Firstly, if as we all hope and pray, the Mugabe regime ends relatively peacefully this will have been the second occasion this year that genuine democratic change has occurred in previous trouble spots in Africa without resorting to a major civil war (East Africa was the first) and secondly, it will prove that African nations can work together to support the peoples of each nation on the continenent, because on both occasions change will have been brought about for Africans, by Africans without any interference of outsiders.

One of the primary ingredients for economic growth and prosperity for any nation is investment and in the modern world that means encouraging international business and global investors.

Those investors require punitive returns bordering on exploitation in order to risk their money in regions and countries controlled on the whim of a dictator or where the rule of law is absent.

But in contrast, in African countries where the rule of law and a free democracy is proven to be established - and especially where it has been tested and found resiliant- external investment has flourished, the length of term for investors has extended massively and most important the level of return needed to attract their money has diminished, leaving more in the productive economy and creating wealth there.

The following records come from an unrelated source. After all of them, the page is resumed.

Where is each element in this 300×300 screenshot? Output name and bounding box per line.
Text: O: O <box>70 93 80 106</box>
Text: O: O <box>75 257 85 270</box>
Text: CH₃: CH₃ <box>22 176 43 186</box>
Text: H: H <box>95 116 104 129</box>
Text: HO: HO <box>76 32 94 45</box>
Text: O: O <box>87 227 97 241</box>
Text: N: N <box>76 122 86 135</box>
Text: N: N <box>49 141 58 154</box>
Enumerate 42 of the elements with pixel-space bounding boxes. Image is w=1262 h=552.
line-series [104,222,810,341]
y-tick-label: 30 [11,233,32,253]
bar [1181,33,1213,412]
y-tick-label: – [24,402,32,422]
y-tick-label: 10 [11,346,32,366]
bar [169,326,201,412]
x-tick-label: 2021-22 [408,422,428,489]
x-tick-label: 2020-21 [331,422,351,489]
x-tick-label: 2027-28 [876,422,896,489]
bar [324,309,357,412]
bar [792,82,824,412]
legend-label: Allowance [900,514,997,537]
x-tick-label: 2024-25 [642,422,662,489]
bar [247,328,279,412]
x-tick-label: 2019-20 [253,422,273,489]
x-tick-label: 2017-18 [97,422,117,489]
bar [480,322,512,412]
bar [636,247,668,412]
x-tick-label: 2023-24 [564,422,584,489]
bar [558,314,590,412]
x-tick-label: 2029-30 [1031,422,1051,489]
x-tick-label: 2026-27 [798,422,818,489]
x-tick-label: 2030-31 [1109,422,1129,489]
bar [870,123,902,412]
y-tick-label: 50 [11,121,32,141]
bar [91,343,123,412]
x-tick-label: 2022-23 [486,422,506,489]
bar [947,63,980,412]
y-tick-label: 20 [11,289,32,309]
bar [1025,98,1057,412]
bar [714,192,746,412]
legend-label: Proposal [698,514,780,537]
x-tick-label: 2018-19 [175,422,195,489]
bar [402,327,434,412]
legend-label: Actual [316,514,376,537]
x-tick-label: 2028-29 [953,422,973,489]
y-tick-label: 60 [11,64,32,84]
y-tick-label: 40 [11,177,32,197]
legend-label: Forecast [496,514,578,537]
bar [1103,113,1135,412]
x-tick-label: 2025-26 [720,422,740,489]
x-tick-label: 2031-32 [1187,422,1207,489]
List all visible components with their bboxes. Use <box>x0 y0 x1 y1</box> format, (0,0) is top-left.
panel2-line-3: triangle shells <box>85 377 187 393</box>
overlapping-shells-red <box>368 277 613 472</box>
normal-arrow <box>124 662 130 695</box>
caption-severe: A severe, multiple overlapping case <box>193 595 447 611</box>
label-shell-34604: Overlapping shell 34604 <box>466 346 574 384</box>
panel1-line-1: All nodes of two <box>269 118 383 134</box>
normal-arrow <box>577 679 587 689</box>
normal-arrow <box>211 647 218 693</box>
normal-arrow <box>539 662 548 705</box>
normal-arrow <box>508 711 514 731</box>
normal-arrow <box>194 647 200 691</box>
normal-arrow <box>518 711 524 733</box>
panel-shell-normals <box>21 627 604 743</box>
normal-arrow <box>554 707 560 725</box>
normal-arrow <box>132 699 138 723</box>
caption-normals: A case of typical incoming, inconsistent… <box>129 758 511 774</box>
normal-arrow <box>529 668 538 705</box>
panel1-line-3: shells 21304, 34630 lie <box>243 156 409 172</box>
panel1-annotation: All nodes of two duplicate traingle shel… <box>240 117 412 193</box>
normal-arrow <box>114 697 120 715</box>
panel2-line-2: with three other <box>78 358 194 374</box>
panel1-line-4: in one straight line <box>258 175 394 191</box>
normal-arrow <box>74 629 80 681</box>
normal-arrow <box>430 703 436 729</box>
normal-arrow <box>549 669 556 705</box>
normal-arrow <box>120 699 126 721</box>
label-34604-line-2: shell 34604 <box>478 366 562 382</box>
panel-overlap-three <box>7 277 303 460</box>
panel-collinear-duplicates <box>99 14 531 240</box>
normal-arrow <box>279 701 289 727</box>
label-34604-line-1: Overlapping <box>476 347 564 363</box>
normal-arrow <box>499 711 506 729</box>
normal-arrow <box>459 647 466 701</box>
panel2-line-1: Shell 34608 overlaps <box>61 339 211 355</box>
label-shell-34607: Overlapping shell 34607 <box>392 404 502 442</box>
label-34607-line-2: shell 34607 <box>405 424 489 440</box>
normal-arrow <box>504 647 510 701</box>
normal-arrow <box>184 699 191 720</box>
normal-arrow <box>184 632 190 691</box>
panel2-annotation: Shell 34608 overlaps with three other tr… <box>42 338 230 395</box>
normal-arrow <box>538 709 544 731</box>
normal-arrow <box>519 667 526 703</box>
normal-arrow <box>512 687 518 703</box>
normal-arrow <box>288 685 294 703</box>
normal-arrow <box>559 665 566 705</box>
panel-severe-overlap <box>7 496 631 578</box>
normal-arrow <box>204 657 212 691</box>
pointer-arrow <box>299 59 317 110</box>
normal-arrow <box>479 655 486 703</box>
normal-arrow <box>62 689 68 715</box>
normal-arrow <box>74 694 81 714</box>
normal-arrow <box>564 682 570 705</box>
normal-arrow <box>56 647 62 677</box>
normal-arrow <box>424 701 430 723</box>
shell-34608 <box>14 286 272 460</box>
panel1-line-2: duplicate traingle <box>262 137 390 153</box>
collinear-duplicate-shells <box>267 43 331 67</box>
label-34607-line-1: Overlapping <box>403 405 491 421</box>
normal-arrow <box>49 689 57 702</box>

So the implications o a relatively peaceful handover of power from Mugabe to someone else run much wider than just Zimbabwe, the whole continent of Africa could benefit.

It's a bit early to tell, and we may yet be disappointed, but Africa could be on the threshold of a major new era of stability, peace and growing prosperity.

Update April 4th - sadly the latest news coming from Harare is much less promising that when I wrote this. I will post again as and when we know what is actually going to happen.